It has been a week since the raid on Mar-a-Lago, and one would have expected former President Donald Trump to have had a heavy presence on Fox News. But so far, it is nothing but crickets. Political and media observers are starting to notice an apparent erosion of goodwill between Trump and the Murdoch network, a subject Liberty Nation wrote about a while ago. Now leftist media outlets are exploring this strain between the two powers and analyzing how it will affect the upcoming 2024 GOP primary contest. This is not beneficial for either, and there is much to consider.
The Fox News Factor
It wasn’t that long ago the former president laid to waste one of the cable network’s signature programs, Fox & Friends, for its discussion of poll numbers. It was a loud and noticed beat-down of the program, which, by his own admission, Trump used to watch every day and applaud. “Fox & Friends just really botched my poll numbers, no doubt on purpose. That show has been terrible – gone to the ‘dark side,’” Trump posted on Truth Social.
No doubt things began to erode on election night 2020, and, of course, Fox News is still trying to battle its way through a billion-dollar lawsuit filed by Dominion Voting Systems. Still, it seems the rancor is ratcheting up – and this will not be good news for Trump when he officially throws his hat in the ring for a second term.
Like it or not (and many on the right do not), Fox is the big kahuna when it comes to giving Republicans airtime. There are others in the conservative cable news field, but their reach does not compare. This is not to belittle any outlet; it is simply a fact.
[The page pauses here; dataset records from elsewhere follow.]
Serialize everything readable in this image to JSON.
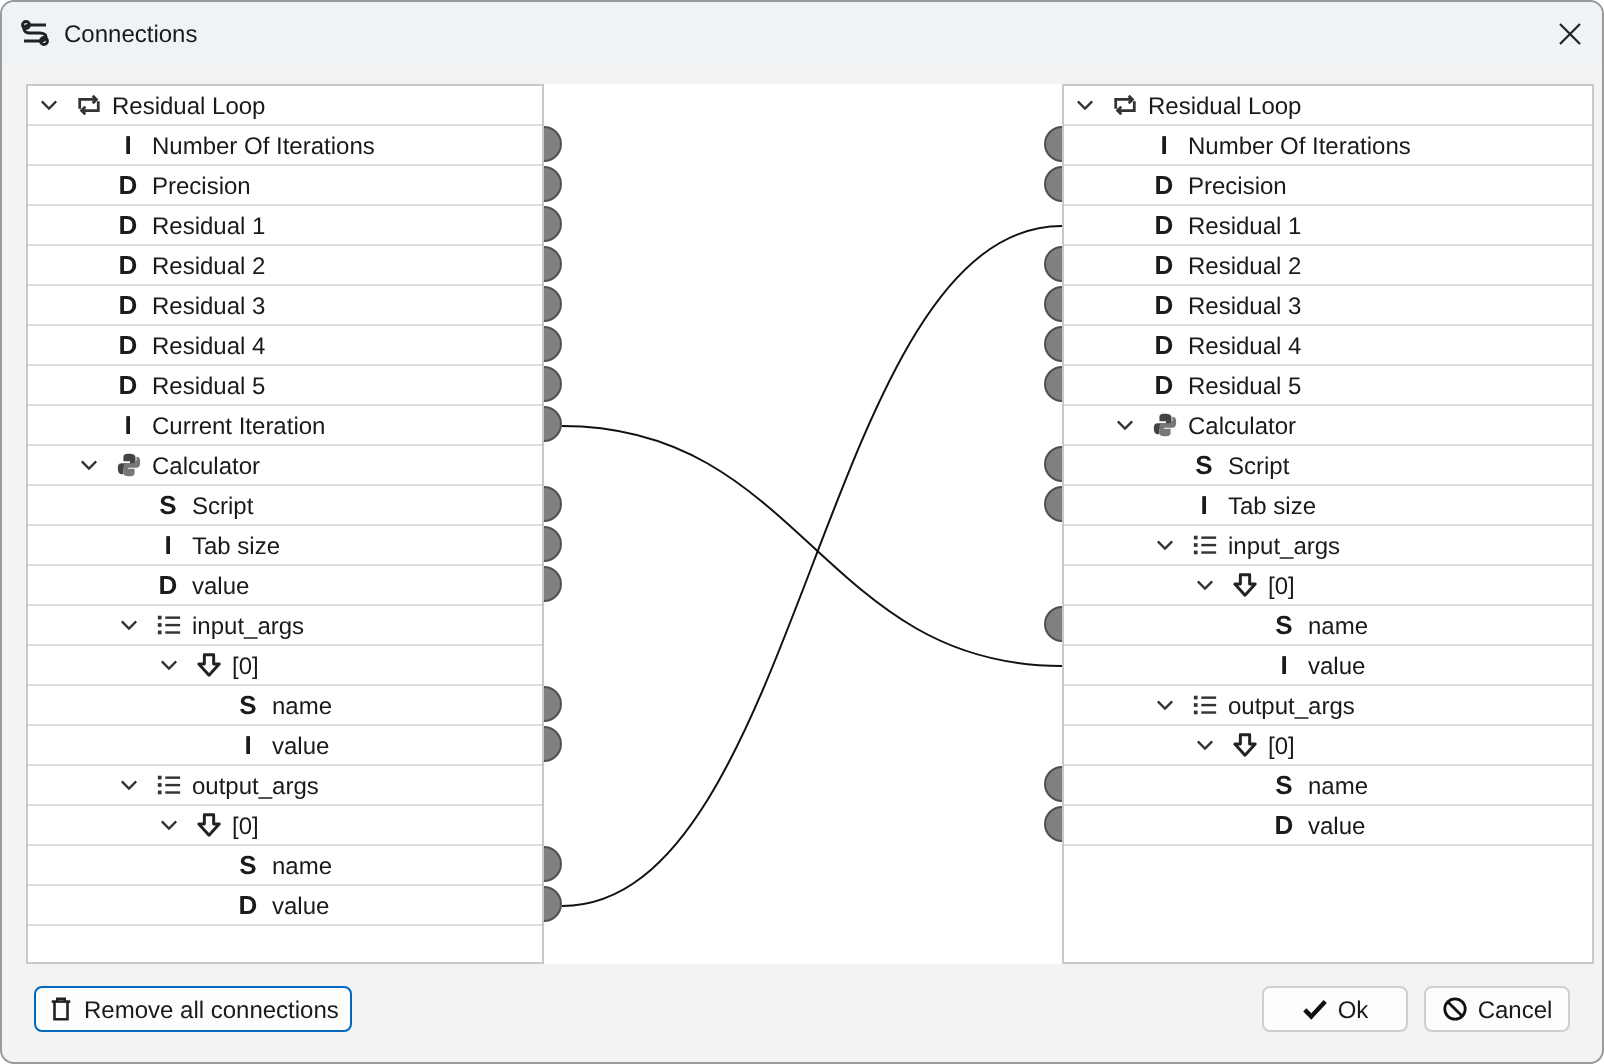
{
  "window": {
    "title": "Connections"
  },
  "left_tree": [
    {
      "label": "Residual Loop",
      "kind": "loop",
      "expanded": true,
      "children": [
        {
          "label": "Number Of Iterations",
          "kind": "field",
          "type": "I",
          "port": true
        },
        {
          "label": "Precision",
          "kind": "field",
          "type": "D",
          "port": true
        },
        {
          "label": "Residual 1",
          "kind": "field",
          "type": "D",
          "port": true
        },
        {
          "label": "Residual 2",
          "kind": "field",
          "type": "D",
          "port": true
        },
        {
          "label": "Residual 3",
          "kind": "field",
          "type": "D",
          "port": true
        },
        {
          "label": "Residual 4",
          "kind": "field",
          "type": "D",
          "port": true
        },
        {
          "label": "Residual 5",
          "kind": "field",
          "type": "D",
          "port": true
        },
        {
          "label": "Current Iteration",
          "kind": "field",
          "type": "I",
          "port": true,
          "connected": true
        },
        {
          "label": "Calculator",
          "kind": "python",
          "expanded": true,
          "children": [
            {
              "label": "Script",
              "kind": "field",
              "type": "S",
              "port": true
            },
            {
              "label": "Tab size",
              "kind": "field",
              "type": "I",
              "port": true
            },
            {
              "label": "value",
              "kind": "field",
              "type": "D",
              "port": true
            },
            {
              "label": "input_args",
              "kind": "list",
              "expanded": true,
              "children": [
                {
                  "label": "[0]",
                  "kind": "item",
                  "expanded": true,
                  "children": [
                    {
                      "label": "name",
                      "kind": "field",
                      "type": "S",
                      "port": true
                    },
                    {
                      "label": "value",
                      "kind": "field",
                      "type": "I",
                      "port": true
                    }
                  ]
                }
              ]
            },
            {
              "label": "output_args",
              "kind": "list",
              "expanded": true,
              "children": [
                {
                  "label": "[0]",
                  "kind": "item",
                  "expanded": true,
                  "children": [
                    {
                      "label": "name",
                      "kind": "field",
                      "type": "S",
                      "port": true
                    },
                    {
                      "label": "value",
                      "kind": "field",
                      "type": "D",
                      "port": true,
                      "connected": true
                    }
                  ]
                }
              ]
            }
          ]
        }
      ]
    }
  ],
  "right_tree": [
    {
      "label": "Residual Loop",
      "kind": "loop",
      "expanded": true,
      "children": [
        {
          "label": "Number Of Iterations",
          "kind": "field",
          "type": "I",
          "port": true
        },
        {
          "label": "Precision",
          "kind": "field",
          "type": "D",
          "port": true
        },
        {
          "label": "Residual 1",
          "kind": "field",
          "type": "D",
          "port": false,
          "connected": true
        },
        {
          "label": "Residual 2",
          "kind": "field",
          "type": "D",
          "port": true
        },
        {
          "label": "Residual 3",
          "kind": "field",
          "type": "D",
          "port": true
        },
        {
          "label": "Residual 4",
          "kind": "field",
          "type": "D",
          "port": true
        },
        {
          "label": "Residual 5",
          "kind": "field",
          "type": "D",
          "port": true
        },
        {
          "label": "Calculator",
          "kind": "python",
          "expanded": true,
          "children": [
            {
              "label": "Script",
              "kind": "field",
              "type": "S",
              "port": true
            },
            {
              "label": "Tab size",
              "kind": "field",
              "type": "I",
              "port": true
            },
            {
              "label": "input_args",
              "kind": "list",
              "expanded": true,
              "children": [
                {
                  "label": "[0]",
                  "kind": "item",
                  "expanded": true,
                  "children": [
                    {
                      "label": "name",
                      "kind": "field",
                      "type": "S",
                      "port": true
                    },
                    {
                      "label": "value",
                      "kind": "field",
                      "type": "I",
                      "port": false,
                      "connected": true
                    }
                  ]
                }
              ]
            },
            {
              "label": "output_args",
              "kind": "list",
              "expanded": true,
              "children": [
                {
                  "label": "[0]",
                  "kind": "item",
                  "expanded": true,
                  "children": [
                    {
                      "label": "name",
                      "kind": "field",
                      "type": "S",
                      "port": true
                    },
                    {
                      "label": "value",
                      "kind": "field",
                      "type": "D",
                      "port": true
                    }
                  ]
                }
              ]
            }
          ]
        }
      ]
    }
  ],
  "buttons": {
    "remove": "Remove all connections",
    "ok": "Ok",
    "cancel": "Cancel"
  }
}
Trump turning on the largest media purveyor with a conservative bent is not a healthy campaign strategy. Cable news is where campaigns are fought in the 21st century, and candidates have learned to play nice in the sandbox with them.
This is not to say that the former president does not have enough political strength to muscle through a GOP primary – with or without Fox – and win. He does. But it certainly would be much easier to do with mountains of free airtime from the only major network willing to give GOP candidates fair treatment.
Climbing The Hill
On Monday, Aug. 15, The Hill entered this discussion and outlined how Governor Ron DeSantis of Florida and Senators Ted Cruz (R-TX) and Tim Scott (R-SC) are soaking up gobs of airtime in the house that Murdoch built. In the meantime, it pointed out that Fox did not provide wall-to-wall coverage of President Trump’s recent speech in the nation’s capital.
This situation will only worsen as more of the leftist media home in on the simmering trouble between the former president and the “fair and balanced” news outlet. Baseball fans might harken back to the old quarrel between Derek Jeter and Alex Rodriguez. With each story, television package, and column inch describing their squabble, the media rubbed salt in the wounds of the players and wrung that story desert dry. What could be more fun for them than to talk endlessly about Fox distancing itself from Trump? Already the left is counting the number of times Fox names DeSantis versus 45.
Whether Trump supporters agree or not, the reality is Fox News will play a significant role in the upcoming GOP presidential primaries. The network still employs several prime-time hosts – such as Sean Hannity – who remain stalwart supporters of the 45th president. Those who have Trump’s ear would be wise to guide him away from making Fox an enemy and leave all that free airtime to others seeking the Republican nomination. Nothing can be gained by a public spat between Donald Trump and Fox News, and plenty of good things can happen if the two sides make an effort to get along.
*Since the writing of this article, Fox News Digital has published an interview with former President Trump, but he has yet to be interviewed on the Fox News TV channel.